Oubliez les bureaux à cloisons, les cravates et les souliers cirés. La faune qui s'active dans les studios d'Ubisoft Montréal est jeune, branchée et bigarrée. Moyenne d'âge: 30 ans.

Oubliez les bureaux à cloisons, les cravates et les souliers cirés. La faune qui s'active dans les studios d'Ubisoft Montréal est jeune, branchée et bigarrée. Moyenne d'âge: 30 ans.

Au rez-de-chaussée, ils sont 150 à plancher sur le prochain cadeau de Noël des gamers du monde entier: Assassin's Creed.

Un océan d'écrans cathodiques parsème le vaste espace à aire ouverte où les tables de travail ont été regroupées au petit hasard des équipes de production.

Des épées et des fusils en plastique traînent sur les bureaux; des palmiers et des maquettes de personnages géantes émergent ici et là. La productrice travaille dans une espèce de cabanon de jardin artisanal planté au milieu de la place, vestige d'une vieille blague faite à un employé pour son anniversaire.

Bienvenue chez Ubisoft Montréal le quatrième studio de développement de jeux vidéo de la planète selon le magazine Game Informer.
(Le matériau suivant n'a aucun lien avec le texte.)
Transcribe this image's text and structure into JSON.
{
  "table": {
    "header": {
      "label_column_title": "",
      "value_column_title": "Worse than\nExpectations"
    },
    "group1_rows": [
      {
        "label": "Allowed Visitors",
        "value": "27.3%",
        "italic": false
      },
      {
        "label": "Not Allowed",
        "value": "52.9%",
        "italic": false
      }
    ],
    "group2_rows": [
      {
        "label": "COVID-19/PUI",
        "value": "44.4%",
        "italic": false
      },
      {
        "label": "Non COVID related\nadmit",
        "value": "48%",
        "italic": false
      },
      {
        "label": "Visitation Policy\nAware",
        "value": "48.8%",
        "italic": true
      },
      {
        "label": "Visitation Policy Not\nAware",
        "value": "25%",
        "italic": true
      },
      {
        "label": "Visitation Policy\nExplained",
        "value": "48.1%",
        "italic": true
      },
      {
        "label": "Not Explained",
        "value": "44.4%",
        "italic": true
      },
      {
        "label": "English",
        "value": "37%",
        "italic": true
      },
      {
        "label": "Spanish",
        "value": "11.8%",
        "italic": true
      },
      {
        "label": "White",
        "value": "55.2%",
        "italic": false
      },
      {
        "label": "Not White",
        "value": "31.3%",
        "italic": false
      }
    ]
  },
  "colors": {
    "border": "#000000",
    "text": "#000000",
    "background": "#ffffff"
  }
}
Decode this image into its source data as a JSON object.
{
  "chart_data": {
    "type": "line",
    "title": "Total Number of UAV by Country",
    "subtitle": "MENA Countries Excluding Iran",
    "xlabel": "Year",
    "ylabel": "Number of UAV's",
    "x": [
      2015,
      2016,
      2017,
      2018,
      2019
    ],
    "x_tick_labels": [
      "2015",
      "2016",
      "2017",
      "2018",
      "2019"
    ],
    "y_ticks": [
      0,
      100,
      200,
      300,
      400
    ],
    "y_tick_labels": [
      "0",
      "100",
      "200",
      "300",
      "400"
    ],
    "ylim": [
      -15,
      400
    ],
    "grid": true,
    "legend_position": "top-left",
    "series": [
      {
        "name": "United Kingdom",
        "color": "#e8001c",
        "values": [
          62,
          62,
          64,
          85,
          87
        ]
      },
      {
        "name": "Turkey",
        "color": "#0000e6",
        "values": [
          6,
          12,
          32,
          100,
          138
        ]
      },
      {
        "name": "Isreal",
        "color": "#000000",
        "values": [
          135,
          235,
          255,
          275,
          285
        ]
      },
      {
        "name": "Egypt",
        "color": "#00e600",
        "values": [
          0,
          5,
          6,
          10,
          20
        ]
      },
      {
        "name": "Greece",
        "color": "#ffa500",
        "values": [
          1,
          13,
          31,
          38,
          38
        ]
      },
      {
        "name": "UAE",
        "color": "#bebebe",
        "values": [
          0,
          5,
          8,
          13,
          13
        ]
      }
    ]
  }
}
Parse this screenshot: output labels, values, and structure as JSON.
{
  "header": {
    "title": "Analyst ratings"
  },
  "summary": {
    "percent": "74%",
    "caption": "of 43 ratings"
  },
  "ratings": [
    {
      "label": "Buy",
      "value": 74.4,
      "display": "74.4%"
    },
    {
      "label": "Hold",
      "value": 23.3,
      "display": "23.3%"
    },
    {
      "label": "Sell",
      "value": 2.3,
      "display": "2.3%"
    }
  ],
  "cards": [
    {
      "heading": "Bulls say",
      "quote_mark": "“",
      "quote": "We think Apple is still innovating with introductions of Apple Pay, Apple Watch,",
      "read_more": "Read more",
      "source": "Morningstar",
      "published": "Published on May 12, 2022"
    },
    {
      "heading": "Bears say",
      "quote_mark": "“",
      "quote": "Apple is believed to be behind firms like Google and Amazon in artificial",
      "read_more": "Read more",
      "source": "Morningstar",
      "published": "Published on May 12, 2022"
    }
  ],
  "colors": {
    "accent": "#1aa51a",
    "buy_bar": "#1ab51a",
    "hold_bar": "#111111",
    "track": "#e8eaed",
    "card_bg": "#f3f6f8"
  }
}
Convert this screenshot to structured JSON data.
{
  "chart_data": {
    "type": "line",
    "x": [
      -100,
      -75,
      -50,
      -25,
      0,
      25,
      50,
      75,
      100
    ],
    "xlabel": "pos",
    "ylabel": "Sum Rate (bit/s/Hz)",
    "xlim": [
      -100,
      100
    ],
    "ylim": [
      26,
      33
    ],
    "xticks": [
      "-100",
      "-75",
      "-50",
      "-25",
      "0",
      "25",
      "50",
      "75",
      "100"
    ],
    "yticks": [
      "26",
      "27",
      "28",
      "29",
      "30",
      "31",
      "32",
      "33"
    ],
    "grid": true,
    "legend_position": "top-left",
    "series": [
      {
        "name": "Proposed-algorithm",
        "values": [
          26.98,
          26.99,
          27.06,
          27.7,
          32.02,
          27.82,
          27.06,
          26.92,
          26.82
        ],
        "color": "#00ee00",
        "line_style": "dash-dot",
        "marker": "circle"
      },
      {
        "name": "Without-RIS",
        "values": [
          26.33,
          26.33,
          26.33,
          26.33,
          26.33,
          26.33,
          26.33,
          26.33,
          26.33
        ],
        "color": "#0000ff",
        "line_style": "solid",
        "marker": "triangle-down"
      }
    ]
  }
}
La fébrilité que dégage les quelque 1700 employés qui travaillent ici contraste avec les débuts enthousiastes mais modestes de ce studio qui lance ce soir le coup d'envoi des célébrations entourant son 10e anniversaire.

«La première journée, on était 10, se rappelle Patrice Désilets, directeur créatif du jeu Assassin's Creed. On n'avait qu'une partie du cinquième étage, et on avait distancé les bureaux pour avoir l 'impression d'occuper plus d'espace.»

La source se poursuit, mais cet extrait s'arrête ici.